Why does fail2ban-1.0.2-15.fc39 not require fail2ban-selinux-1.0.2-15.fc39? Without the updated selinux package, fail2ban fails to start at boot.
It has a requirement (in case anyone else wondered whether it was missing the dependency entirely), just not tied to the specific version/release: $ rpm -q fail2ban-server fail2ban-server-1.0.2-15.fc39.noarch $ rpm -q --requires fail2ban-server | grep selinux (fail2ban-selinux if selinux-policy-targeted) In general, it's not supported to pick and choose your updates that way, AFAIK. The other packages I have handy which include and selinux subpackage all seem to do the same: Requires: (%{name}-selinux if selinux-policy-targeted) I don't know if there's any issues which might crop up with having a tighter dependency, e.g.: diff --git i/fail2ban.spec w/fail2ban.spec index 5754b2c..8b184f1 100644 --- i/fail2ban.spec +++ w/fail2ban.spec @@ -129,9 +129,9 @@ Requires(post): systemd Requires(preun): systemd Requires(postun): systemd %if 0%{?fedora} || 0%{?rhel} >= 8 -Requires: (%{name}-selinux if selinux-policy-%{selinuxtype}) +Requires: (%{name}-selinux = %{version}-%{release} if selinux-policy-%{selinuxtype}) %else -Requires: %{name}-selinux +Requires: %{name}-selinux = %{version}-%{release} %endif # see note above in BuildRequires section %if 0%{?fedora} > 38 To be safe, that could be %{?epoch:%{epoch}:}%{version}-%{release} -- though it could be left alone unless fail2ban ever gains an Epoch tag.
FEDORA-2024-a886a54c8d (fail2ban-1.0.2-15.fc40) has been pushed to the Fedora 40 stable repository.

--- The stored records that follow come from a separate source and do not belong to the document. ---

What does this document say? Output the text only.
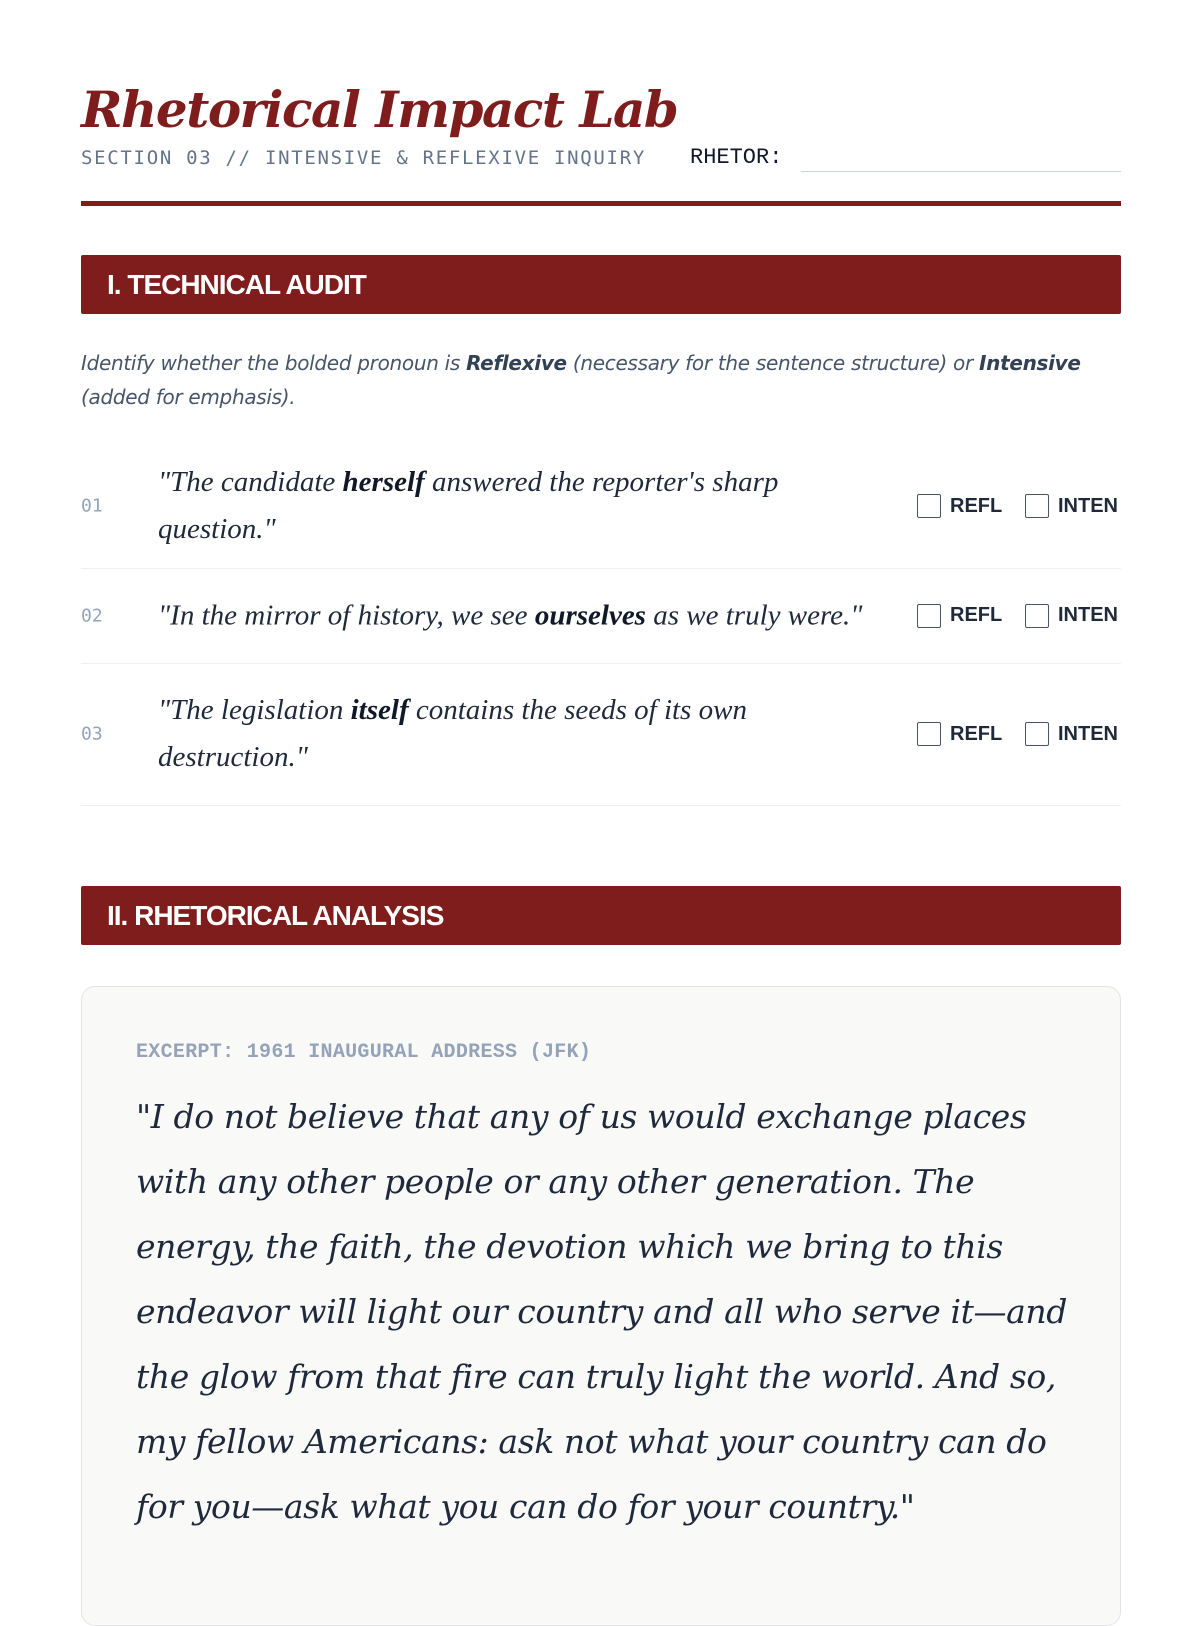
Rhetorical Impact Lab
SECTION 03 // INTENSIVE & REFLEXIVE INQUIRY RHETOR:
I. TECHNICAL AUDIT
Identify whether the bolded pronoun is Reflexive (necessary for the sentence structure) or Intensive (added for emphasis).
01
"The candidate herself answered the reporter's sharp question."
REFL	INTEN
02 "In the mirror of history, we see ourselves as we truly were."	REFL	INTEN
03
"The legislation itself contains the seeds of its own destruction."
REFL	INTEN
II. RHETORICAL ANALYSIS
EXCERPT: 1961 INAUGURAL ADDRESS (JFK)

"I do not believe that any of us would exchange places with any other people or any other generation. The energy, the faith, the devotion which we bring to this endeavor will light our country and all who serve it—and the glow from that fire can truly light the world. And so, my fellow Americans: ask not what your country can do for you—ask what you can do for your country."
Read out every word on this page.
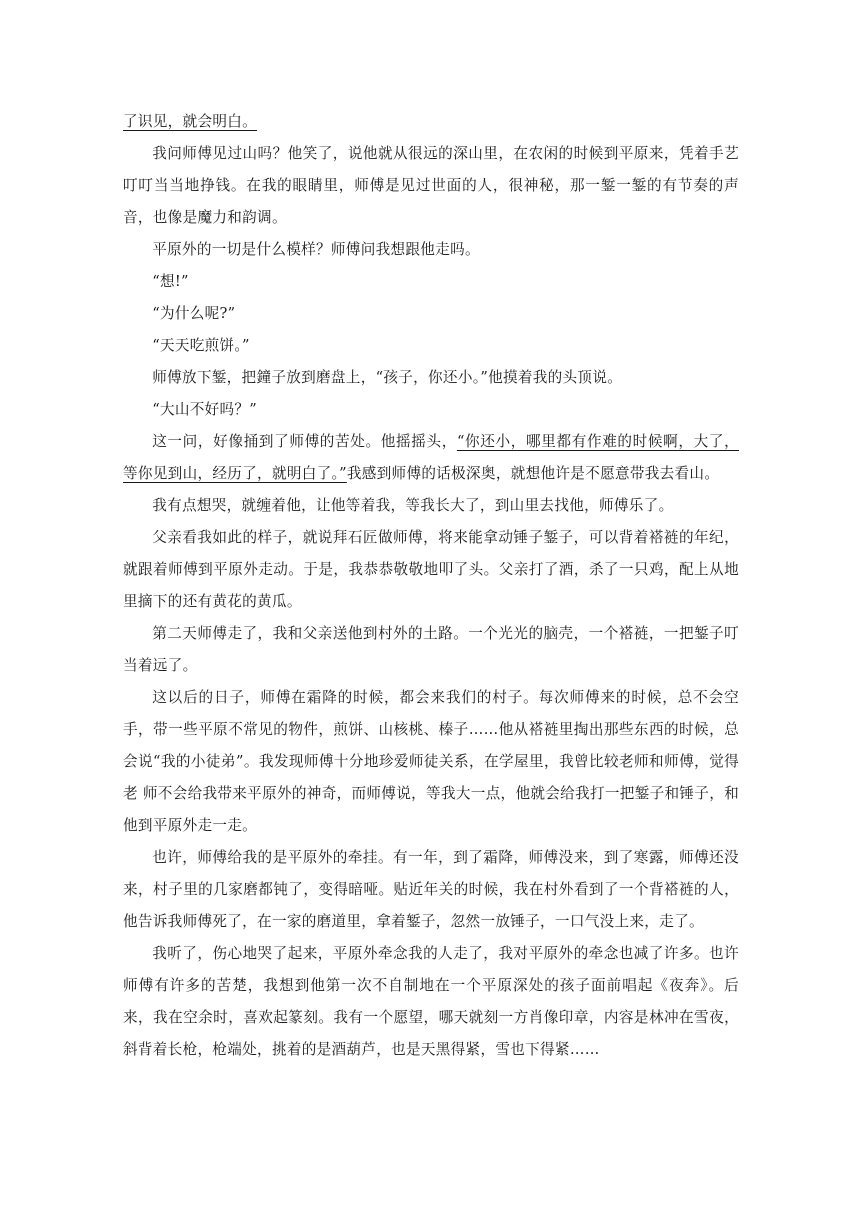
了识见，就会明白。

我问师傅见过山吗？他笑了，说他就从很远的深山里，在农闲的时候到平原来，凭着手艺 叮叮当当地挣钱。在我的眼睛里，师傅是见过世面的人，很神秘，那一錾一錾的有节奏的声 音，也像是魔力和韵调。

平原外的一切是什么模样？师傅问我想跟他走吗。

“想!”

“为什么呢?”

“天天吃煎饼。”

师傅放下錾，把鐘子放到磨盘上，“孩子，你还小。”他摸着我的头顶说。

“大山不好吗？”

这一问，好像捅到了师傅的苦处。他摇摇头，“你还小，哪里都有作难的时候啊，大了，等你见到山，经历了，就明白了。”我感到师傅的话极深奥，就想他许是不愿意带我去看山。

我有点想哭，就缠着他，让他等着我，等我长大了，到山里去找他，师傅乐了。

父亲看我如此的样子，就说拜石匠做师傅，将来能拿动锤子錾子，可以背着褡裢的年纪，就跟着师傅到平原外走动。于是，我恭恭敬敬地叩了头。父亲打了酒，杀了一只鸡，配上从地 里摘下的还有黄花的黄瓜。

第二天师傅走了，我和父亲送他到村外的土路。一个光光的脑壳，一个褡裢，一把錾子叮当着远了。

这以后的日子，师傅在霜降的时候，都会来我们的村子。每次师傅来的时候，总不会空手，带一些平原不常见的物件，煎饼、山核桃、榛子……他从褡裢里掏出那些东西的时候，总会说“我的小徒弟”。我发现师傅十分地珍爱师徒关系，在学屋里，我曾比较老师和师傅，觉得老 师不会给我带来平原外的神奇，而师傅说，等我大一点，他就会给我打一把錾子和锤子，和他到平原外走一走。

也许，师傅给我的是平原外的牵挂。有一年，到了霜降，师傅没来，到了寒露，师傅还没来，村子里的几家磨都钝了，变得暗哑。贴近年关的时候，我在村外看到了一个背褡裢的人，他告诉我师傅死了，在一家的磨道里，拿着錾子，忽然一放锤子，一口气没上来，走了。

我听了，伤心地哭了起来，平原外牵念我的人走了，我对平原外的牵念也减了许多。也许师傅有许多的苦楚，我想到他第一次不自制地在一个平原深处的孩子面前唱起《夜奔》。后来，我在空余时，喜欢起篆刻。我有一个愿望，哪天就刻一方肖像印章，内容是林冲在雪夜，斜背着长枪，枪端处，挑着的是酒葫芦，也是天黑得紧，雪也下得紧……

If problem still persists, please make note of it in this bug report.
FEDORA-2024-535faedab0 (fail2ban-1.0.2-15.fc38) has been pushed to the Fedora 38 stable repository. If problem still persists, please make note of it in this bug report.

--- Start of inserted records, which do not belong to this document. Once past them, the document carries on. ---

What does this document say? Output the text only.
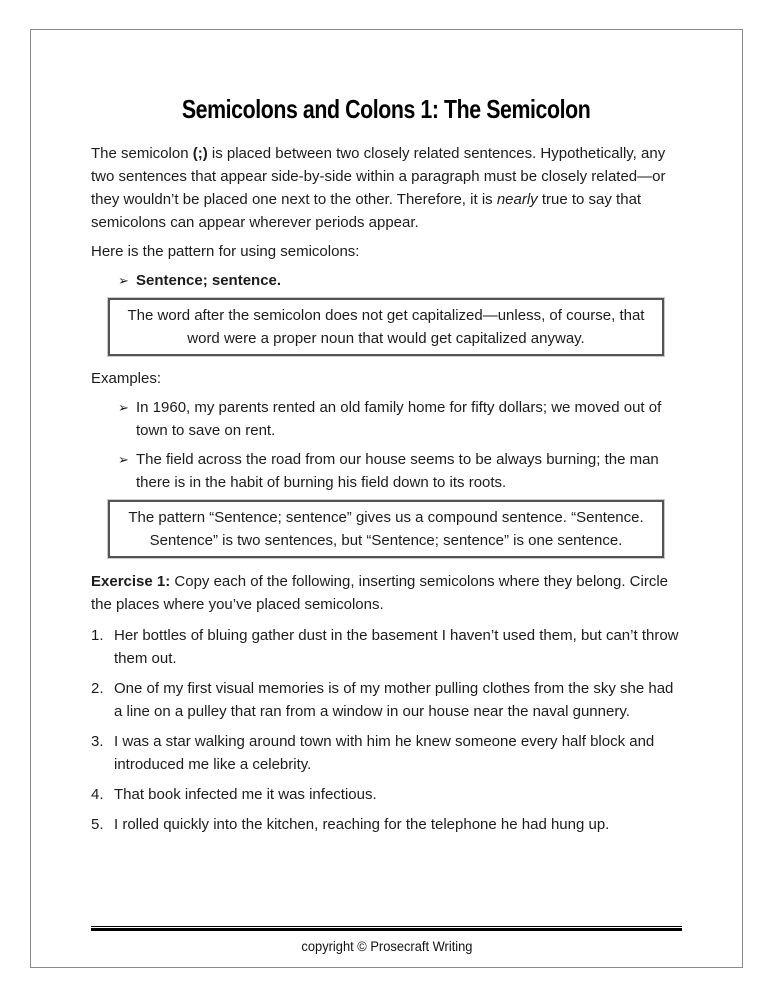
Semicolons and Colons 1: The Semicolon

The semicolon (;) is placed between two closely related sentences. Hypothetically, any two sentences that appear side-by-side within a paragraph must be closely related—or they wouldn’t be placed one next to the other. Therefore, it is nearly true to say that semicolons can appear wherever periods appear.

Here is the pattern for using semicolons:

➢ Sentence; sentence.
The word after the semicolon does not get capitalized—unless, of course, that word were a proper noun that would get capitalized anyway.

Examples:

➢ In 1960, my parents rented an old family home for fifty dollars; we moved out of town to save on rent.
➢ The field across the road from our house seems to be always burning; the man there is in the habit of burning his field down to its roots.
The pattern “Sentence; sentence” gives us a compound sentence. “Sentence. Sentence” is two sentences, but “Sentence; sentence” is one sentence.

Exercise 1: Copy each of the following, inserting semicolons where they belong. Circle the places where you’ve placed semicolons.

1. Her bottles of bluing gather dust in the basement I haven’t used them, but can’t throw them out.
2. One of my first visual memories is of my mother pulling clothes from the sky she had a line on a pulley that ran from a window in our house near the naval gunnery.
3. I was a star walking around town with him he knew someone every half block and introduced me like a celebrity.
4. That book infected me it was infectious.
5. I rolled quickly into the kitchen, reaching for the telephone he had hung up.
copyright © Prosecraft Writing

FEDORA-EPEL-2024-74a2a4afa6 (fail2ban-1.1.0-1.el10_0) has been submitted as an update to Fedora EPEL 10.0. https://bodhi.fedoraproject.org/updates/FEDORA-EPEL-2024-74a2a4afa6
FEDORA-EPEL-2024-74a2a4afa6 (fail2ban-1.1.0-1.el10_0) has been pushed to the Fedora EPEL 10.0 stable repository. If problem still persists, please make note of it in this bug report.